Отец Гила поперхнулся.
— Поддерживать Башни и все прочие конфигурации в нужной форме и рабочем состоянии — достаточно благородная задача, — напомнил Фредерик, переводя пронзительный взгляд на Мейстро.
— Я думал, что мальчик может пойти в биологическую отрасль, — сказал Мейстро. — Он всегда проявлял способности к наукам, не относящимся к теории звука. Нам необходимы хорошие биологи, чтобы отслеживать новые направления мутаций у популяров и анализировать их.
— Или попробовать испытать свои силы в индустрии развлечений, — предложил Фредерик. — Работать в съемочных командах, которые делают игровые фильмы о популярах.
— Не думаю, — возразил Гил. — Но, по обычаю, я имею год на размышление. Так что не стану спешить.
— Конечно, конечно, — согласился отец.
— Конечно, — эхом отозвался Фредерик.
Гил заметил, что рука учителя потянулась к ремешку. Костлявые пальцы подергали жалящую кожу, словно та доставляла ему какие-то приятные ощущения.
Но наконец гости разошлись, и Гил остался наедине с отцом, стоящим у огнеимитационного камина, в котором за решеткой из мерцающей меди колыхались языки звукового пламени.
— «Der Erlkönig», — проговорил Гил и отпил глоток зеленого вина, которое лилось рекой весь вечер.
— Это просто песня, — сказал отец, явно испытывая неловкость.
— Нет.
— Просто песня!
Лицо Мейстро казалось уродливой живой маской трупа, которого страх не оставляет даже после смерти.
— Я думаю, Владислович не понял Девятого Правила звука, — сказал Гил.
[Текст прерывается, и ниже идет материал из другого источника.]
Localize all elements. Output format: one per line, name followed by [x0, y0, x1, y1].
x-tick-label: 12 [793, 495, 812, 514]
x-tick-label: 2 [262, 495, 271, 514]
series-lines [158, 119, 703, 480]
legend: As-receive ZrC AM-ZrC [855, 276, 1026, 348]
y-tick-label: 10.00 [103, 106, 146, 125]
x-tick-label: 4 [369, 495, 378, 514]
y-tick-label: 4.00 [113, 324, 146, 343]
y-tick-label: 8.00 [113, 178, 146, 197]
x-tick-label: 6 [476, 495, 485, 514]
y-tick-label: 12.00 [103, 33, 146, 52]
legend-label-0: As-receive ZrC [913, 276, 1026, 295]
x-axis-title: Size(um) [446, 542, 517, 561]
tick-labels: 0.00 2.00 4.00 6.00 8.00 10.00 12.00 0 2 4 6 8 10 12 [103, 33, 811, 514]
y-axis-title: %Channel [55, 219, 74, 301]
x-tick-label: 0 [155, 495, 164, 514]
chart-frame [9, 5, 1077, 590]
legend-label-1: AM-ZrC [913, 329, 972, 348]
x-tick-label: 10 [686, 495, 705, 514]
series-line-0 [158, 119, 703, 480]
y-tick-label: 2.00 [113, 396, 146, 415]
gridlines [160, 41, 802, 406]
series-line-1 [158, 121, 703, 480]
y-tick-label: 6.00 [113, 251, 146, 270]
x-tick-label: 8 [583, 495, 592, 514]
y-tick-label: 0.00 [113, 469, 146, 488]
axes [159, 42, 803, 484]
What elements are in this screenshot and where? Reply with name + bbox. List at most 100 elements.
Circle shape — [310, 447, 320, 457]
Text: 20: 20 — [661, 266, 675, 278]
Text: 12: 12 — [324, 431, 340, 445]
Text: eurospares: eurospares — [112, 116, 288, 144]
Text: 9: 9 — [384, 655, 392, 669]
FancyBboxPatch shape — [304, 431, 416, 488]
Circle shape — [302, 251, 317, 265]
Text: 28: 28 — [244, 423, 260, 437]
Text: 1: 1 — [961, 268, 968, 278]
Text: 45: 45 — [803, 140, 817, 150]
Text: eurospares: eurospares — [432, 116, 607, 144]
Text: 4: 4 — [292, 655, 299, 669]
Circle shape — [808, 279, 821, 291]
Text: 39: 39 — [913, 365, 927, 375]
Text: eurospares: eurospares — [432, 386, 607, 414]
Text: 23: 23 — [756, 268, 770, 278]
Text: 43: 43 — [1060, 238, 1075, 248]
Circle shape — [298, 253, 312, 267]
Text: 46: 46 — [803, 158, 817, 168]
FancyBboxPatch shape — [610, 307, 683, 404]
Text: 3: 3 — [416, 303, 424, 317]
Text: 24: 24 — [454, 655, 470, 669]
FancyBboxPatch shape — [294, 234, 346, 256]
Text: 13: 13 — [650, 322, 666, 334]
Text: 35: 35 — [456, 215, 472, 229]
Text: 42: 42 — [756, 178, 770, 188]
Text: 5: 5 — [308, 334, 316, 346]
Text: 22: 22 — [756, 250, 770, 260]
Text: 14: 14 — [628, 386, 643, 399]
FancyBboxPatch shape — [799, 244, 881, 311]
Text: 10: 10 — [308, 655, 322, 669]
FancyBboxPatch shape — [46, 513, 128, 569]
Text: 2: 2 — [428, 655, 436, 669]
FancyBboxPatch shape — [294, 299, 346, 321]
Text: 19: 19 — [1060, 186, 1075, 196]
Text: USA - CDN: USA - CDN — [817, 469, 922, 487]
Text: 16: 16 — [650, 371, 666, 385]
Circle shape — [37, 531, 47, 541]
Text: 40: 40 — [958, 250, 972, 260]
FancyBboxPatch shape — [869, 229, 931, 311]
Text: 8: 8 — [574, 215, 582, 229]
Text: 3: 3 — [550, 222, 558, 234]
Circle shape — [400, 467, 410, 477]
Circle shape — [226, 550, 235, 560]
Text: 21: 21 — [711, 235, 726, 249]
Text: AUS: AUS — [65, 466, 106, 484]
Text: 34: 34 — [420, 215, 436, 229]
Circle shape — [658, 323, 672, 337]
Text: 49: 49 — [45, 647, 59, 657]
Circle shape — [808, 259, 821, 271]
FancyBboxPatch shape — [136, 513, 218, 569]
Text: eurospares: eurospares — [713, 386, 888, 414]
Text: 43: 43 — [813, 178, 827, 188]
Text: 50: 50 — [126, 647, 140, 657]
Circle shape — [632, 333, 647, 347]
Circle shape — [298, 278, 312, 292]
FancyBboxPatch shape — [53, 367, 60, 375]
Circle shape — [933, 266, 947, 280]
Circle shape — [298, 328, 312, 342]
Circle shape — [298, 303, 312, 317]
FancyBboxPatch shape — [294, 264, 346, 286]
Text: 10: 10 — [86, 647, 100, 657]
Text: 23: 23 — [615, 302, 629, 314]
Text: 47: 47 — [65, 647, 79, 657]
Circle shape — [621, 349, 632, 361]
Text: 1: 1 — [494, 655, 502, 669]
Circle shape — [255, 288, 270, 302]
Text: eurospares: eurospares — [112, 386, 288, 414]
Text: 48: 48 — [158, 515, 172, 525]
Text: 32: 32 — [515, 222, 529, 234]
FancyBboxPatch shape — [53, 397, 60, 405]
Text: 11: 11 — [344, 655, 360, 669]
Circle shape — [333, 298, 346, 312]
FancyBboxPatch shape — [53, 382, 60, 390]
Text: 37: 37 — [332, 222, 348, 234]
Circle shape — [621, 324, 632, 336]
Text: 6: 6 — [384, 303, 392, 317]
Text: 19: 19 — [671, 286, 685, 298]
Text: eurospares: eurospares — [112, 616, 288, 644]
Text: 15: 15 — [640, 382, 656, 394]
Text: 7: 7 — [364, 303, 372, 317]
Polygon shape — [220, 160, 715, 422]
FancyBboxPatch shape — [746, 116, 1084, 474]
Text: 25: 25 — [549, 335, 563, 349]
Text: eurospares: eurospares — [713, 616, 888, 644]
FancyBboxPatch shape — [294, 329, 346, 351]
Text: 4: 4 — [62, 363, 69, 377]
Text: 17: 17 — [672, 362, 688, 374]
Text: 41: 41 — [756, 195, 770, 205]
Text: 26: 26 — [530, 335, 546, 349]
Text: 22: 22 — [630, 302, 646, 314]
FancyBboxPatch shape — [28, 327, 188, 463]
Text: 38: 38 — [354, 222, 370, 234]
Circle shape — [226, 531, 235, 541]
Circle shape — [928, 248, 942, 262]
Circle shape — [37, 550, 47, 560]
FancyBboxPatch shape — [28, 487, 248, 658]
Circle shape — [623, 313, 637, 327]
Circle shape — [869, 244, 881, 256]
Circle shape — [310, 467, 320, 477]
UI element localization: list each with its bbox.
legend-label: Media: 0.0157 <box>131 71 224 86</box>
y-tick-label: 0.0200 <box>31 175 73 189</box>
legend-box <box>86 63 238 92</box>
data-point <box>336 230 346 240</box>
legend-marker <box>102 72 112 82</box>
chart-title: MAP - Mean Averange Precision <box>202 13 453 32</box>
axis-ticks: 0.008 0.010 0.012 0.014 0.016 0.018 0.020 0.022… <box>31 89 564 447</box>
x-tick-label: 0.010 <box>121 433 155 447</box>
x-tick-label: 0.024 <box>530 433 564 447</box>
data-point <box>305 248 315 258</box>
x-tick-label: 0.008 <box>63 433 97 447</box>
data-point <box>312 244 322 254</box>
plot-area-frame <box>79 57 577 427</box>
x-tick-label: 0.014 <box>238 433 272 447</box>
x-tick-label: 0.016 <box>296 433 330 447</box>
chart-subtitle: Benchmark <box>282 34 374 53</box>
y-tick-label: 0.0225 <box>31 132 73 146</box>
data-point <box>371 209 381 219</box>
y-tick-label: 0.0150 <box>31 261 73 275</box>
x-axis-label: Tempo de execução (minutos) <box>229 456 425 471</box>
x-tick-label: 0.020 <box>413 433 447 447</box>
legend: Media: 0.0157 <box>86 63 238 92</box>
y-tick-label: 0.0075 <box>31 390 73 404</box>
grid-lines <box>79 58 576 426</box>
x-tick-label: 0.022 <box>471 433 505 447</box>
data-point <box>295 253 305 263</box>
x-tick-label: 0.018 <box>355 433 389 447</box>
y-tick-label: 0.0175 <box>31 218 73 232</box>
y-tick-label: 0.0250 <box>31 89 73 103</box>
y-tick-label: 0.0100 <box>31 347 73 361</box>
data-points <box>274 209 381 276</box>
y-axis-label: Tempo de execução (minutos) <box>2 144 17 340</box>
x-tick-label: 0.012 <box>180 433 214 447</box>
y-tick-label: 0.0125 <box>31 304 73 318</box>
— Это ересь! — Мейстро подавил в себе гнев и тоже выпил вина, но вздувшиеся мышцы шеи противоречили его показному спокойствию. — Девятого Правила не существует.
— А Столп? А страна за ним?
— Звуковая конфигурация. И ничего более. Как все прочие звуковые конфигурации.
Ненастоящее пламя потрескивало, распространяя холод.
— Тебе известна история Столпа, отец?
— Он создан в качестве заключительного испытания для ритуалов Дня Вступления в Возраст, чтобы…
— Нет. Я в этом сомневаюсь.
Отец залпом допил вино, схватил другой стакан, наполовину пустой и выпачканный синей губной помадой.
— Создан в качестве заключительного испытания каким-то мастером, который думал…
— Владисловичем. Он сам создал Столп, но это тщательно скрываемый факт, забытый за прошедшие столетия — или почти забытый. Вот это, я думаю, истинная правда. Владислович пытался овладеть Девятым Правилом звука, Девятым Правилом всего сущего. Назовем его бессмертием. Но он не сумел победить Смерть. Она победила его.